Writing for the National Review, Andrew McCarthy explains the concept of the no-go zone:
“[N]o sensible person is saying that state authorities are prohibited from entering no-go zones as a matter of law. The point is that they are severely discouraged from entering as a matter of fact — and the degree of discouragement varies directly with the density of the Muslim population and its radical component. Ditto for non-Muslim lay people: It is not that they are not permitted to enter these enclaves; it is that they avoid entering because doing so is dangerous if they are flaunting Western modes of dress and conduct.
Could this concept spread to the U.S. of A? It might already be here.
A Muslim man living near Minneapolis is now trying to enforce “the civil part of sharia law” in his neighborhood.
It’s not going over too well.
The Star Tribune is reporting, A man trying to impose what he calls “the civil part of the sharia law” in the Cedar-Riverside neighborhood of Minneapolis has sparked anger among local residents and Muslim leaders.
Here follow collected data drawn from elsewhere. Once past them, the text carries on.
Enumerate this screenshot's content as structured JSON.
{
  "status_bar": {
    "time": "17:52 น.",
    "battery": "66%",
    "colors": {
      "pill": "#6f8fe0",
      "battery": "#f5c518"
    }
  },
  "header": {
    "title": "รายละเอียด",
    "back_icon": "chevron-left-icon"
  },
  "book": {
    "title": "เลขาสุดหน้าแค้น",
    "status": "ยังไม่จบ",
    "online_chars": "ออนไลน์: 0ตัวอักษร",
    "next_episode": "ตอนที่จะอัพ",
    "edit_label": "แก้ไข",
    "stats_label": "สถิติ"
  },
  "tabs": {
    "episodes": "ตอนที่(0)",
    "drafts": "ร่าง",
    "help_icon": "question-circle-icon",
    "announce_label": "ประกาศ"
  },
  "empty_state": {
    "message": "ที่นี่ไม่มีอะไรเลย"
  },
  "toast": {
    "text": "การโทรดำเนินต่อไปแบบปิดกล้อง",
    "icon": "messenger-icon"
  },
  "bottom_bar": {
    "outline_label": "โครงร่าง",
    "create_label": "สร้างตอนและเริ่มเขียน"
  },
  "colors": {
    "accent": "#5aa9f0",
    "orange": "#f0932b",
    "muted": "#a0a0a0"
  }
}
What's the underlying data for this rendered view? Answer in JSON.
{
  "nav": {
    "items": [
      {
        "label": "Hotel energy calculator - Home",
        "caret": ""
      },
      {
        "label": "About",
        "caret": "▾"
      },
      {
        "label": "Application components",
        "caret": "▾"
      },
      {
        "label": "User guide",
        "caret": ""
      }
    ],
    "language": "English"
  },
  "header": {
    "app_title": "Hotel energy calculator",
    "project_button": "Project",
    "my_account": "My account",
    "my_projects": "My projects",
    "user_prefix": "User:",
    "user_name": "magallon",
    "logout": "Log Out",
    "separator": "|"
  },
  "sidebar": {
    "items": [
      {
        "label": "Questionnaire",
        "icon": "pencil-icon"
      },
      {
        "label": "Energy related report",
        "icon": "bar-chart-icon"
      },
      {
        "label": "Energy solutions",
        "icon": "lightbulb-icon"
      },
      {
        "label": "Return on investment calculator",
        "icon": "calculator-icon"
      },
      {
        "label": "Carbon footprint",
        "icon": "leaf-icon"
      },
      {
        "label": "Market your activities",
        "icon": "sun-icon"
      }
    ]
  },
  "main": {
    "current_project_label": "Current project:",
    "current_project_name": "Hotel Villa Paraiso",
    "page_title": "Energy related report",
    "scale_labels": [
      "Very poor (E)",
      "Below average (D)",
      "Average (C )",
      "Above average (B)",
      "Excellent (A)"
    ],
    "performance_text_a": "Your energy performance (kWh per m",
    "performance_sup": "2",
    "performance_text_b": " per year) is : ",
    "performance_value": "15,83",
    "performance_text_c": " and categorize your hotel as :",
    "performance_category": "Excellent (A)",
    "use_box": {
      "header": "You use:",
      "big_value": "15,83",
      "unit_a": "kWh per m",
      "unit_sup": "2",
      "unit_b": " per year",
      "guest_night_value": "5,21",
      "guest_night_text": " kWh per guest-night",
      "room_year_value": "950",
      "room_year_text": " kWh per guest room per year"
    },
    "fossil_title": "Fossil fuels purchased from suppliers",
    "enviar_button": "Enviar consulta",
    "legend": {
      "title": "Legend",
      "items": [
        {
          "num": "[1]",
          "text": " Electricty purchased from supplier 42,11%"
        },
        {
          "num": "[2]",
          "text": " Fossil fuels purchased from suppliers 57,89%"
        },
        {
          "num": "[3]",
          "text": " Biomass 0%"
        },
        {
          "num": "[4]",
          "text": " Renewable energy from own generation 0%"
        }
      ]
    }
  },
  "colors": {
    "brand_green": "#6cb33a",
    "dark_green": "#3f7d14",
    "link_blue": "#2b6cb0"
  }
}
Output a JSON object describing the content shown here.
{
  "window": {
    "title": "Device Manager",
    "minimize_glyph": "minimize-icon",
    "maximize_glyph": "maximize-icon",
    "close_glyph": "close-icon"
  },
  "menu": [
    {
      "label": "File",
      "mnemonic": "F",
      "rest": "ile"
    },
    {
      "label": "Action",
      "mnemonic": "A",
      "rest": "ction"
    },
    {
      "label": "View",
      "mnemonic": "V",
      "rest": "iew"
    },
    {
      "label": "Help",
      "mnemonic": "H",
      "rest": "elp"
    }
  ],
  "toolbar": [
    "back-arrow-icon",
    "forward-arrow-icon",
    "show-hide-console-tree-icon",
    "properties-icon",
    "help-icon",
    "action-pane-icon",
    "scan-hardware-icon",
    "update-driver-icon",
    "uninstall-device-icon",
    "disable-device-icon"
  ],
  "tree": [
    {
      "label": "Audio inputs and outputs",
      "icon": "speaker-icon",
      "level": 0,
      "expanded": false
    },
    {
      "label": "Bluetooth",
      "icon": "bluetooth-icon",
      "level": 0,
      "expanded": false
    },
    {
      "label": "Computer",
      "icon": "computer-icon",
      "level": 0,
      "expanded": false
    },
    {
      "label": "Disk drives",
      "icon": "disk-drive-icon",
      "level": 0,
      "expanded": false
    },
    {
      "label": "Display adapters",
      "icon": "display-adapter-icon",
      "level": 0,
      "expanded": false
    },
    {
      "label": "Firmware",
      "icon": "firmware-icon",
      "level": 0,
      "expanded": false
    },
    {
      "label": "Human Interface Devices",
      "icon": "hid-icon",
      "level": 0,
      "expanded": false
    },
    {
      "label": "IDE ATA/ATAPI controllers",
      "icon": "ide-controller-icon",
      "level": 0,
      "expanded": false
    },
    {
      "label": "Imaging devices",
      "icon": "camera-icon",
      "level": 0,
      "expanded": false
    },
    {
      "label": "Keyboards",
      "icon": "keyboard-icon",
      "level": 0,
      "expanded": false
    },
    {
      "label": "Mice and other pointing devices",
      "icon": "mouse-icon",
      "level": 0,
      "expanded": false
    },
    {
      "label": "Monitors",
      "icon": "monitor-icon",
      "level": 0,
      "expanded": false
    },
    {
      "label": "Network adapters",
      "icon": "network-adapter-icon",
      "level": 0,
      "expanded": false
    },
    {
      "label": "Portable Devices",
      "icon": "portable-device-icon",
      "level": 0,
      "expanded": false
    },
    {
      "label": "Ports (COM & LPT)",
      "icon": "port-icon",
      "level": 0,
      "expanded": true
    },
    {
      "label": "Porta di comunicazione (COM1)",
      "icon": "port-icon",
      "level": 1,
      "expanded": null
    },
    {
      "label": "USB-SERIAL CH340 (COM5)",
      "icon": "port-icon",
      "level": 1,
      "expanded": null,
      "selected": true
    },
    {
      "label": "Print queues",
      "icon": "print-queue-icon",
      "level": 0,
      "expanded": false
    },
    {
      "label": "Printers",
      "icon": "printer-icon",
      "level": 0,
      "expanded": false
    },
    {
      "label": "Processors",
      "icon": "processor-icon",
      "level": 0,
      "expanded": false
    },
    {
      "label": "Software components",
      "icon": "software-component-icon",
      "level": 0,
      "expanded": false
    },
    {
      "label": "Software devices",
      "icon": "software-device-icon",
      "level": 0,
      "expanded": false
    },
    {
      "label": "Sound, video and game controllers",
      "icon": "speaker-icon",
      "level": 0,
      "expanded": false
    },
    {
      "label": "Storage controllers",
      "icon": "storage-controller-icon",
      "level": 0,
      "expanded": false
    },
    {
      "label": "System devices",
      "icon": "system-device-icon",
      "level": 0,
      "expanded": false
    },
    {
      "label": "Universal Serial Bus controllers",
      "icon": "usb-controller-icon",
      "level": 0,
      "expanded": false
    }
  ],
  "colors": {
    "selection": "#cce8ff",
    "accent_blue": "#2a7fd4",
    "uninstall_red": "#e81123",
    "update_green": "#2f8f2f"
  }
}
Abdullah Rashid, 22, a Georgia native who moved to Cedar-Riverside last year, has been making the rounds in the Somali-dominated neighborhood, telling people not to drink, use drugs or interact with the opposite sex. If he sees Muslim women he believes are dressed inappropriately, he approaches them and suggests they should wear a jilbab, a long, flowing garment. And he says he’s recruiting others to join the effort.
But local Muslim leaders are sounding the alarm. They are working to stop Rashid’s group, General Presidency of the Religious Affairs and Welfare of the Ummah, and have notified Minneapolis police, who say he’s being banned from a Cedar-Riverside property. Some say the group is preying on vulnerable young Muslims in a community that has dealt with national scrutiny around radicalization and terrorism.
“What he’s doing is wrong and doesn’t reflect the community at all,” said Jaylani Hussein, executive director of the Minnesota chapter of the Council on American-Islamic Relations (CAIR).
Minneapolis police received reports in February from concerned residents who saw Rashid in a dark green uniform that said “Muslim Defense Force” and “Religious Police” and had two flags associated with ISIS and other terrorist groups.
“We’ve had conversations with community members that live over there,” said Officer Corey Schmidt, a police spokesman. “Sometimes it takes a little bit of time to deal with it, but it’s something we’ve been monitoring.”
In a recent interview, Rashid said he aims to turn Cedar-Riverside into a “Sharia-controlled zone” where Muslims are learning about the proper practices of Islam and that “non-Muslims are asked to respect” it.
“People who don’t know me would say I’m a terrorist,” he said. “I’m someone who’s dedicated to Islam and trying to help the community all ways I can.”
But the Islamic Institute of Minnesota issued a statement Wednesday saying Rashid “does not in any way speak for the Islamic Institute of Minnesota or the Muslims in Minnesota.”
Well, it’s encouraging to know some segments of the Muslim community and CAIR are speaking out against his efforts. Presumably it’s impossible for them to be labeled “Islamophobic” for taking that stand.
Is he just one isolated nutbag? Time will tell.